Meine Eltern haben sich beim Pinselauswaschen auf der Akademie kennengelernt. Also hab` ich die Malerei lange meine persönliche Erbsünde genannt. Gemalt hab` ich immer. Meine Schwester nicht. Eine Fährte dorthin, dass es wirklich „meins“ ist, aber das hat gebraucht. Wir sind als Kinder nicht Schwammerl suchen gegangen, sondern auf Vernissagen. Da hab` ich mich sehr nach dem Wald gesehnt. Maturiert hab` ich schon mit Schwerpunkt auf bildnerische Erziehung bei Herwig Zens. Und wollte dann Jus studieren, weil ich damals auswendig gelernt habe wie eine Maschine und dachte, es hätte etwas mit Gerechtigkeit zu tun – richtig putzig aus heutiger Sicht. Es gab dann ein großes Gezeter im ganzen Umfeld, die Juristin wollte mir niemand abkaufen. Also dachte ich, ich mach mal die Aufnahmsprüfung, die ich sowieso nicht schaffen werde, damit ich mich dann in Ruhe der Gerechtigkeit widmen kann. Dass ich mir dann doch intensiv überlegt habe, bei wem ich „scheitern“ möchte, zeigt schon, dass ein Teil von mir schon wusste, wo er hingehört. Ich hab` also nicht entschieden, Malerin zu werden, sondern bin irgendwann draufgekommen, dass ich es bin – und das meine ich sehr unromantisch. Die Aufnahmsprüfung habe ich dann mit Bomben und Granaten geschafft, nach 2 statt 3 Tagen. Aber das ist eine andere, wenn auch sehr lustige Geschichte.

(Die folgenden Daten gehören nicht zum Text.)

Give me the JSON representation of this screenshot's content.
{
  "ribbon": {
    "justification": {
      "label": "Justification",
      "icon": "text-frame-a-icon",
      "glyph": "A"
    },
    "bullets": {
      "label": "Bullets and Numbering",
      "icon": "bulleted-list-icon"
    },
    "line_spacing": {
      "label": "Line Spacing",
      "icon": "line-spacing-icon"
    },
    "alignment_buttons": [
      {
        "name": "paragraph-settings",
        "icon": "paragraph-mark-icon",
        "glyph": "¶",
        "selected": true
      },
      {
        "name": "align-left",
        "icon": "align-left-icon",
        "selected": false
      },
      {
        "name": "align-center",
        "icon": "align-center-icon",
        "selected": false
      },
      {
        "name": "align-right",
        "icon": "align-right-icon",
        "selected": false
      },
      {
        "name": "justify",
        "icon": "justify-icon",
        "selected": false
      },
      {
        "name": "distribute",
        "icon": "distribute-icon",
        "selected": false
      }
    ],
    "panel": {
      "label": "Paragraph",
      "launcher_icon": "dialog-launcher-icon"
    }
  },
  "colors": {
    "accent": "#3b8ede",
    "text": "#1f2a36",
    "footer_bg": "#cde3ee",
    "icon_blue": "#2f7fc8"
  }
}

Aktuell befindet sich mein Tagebuchprojekt „a monkey a day“ in der finalen Phase mit dem 100. Affen und einer Installation, die die Geschichte quasi fertig erzählt, Daneben entstehen laufend neue Projekte, aber alles zu seiner Zeit.

As a visual artist my art is my language.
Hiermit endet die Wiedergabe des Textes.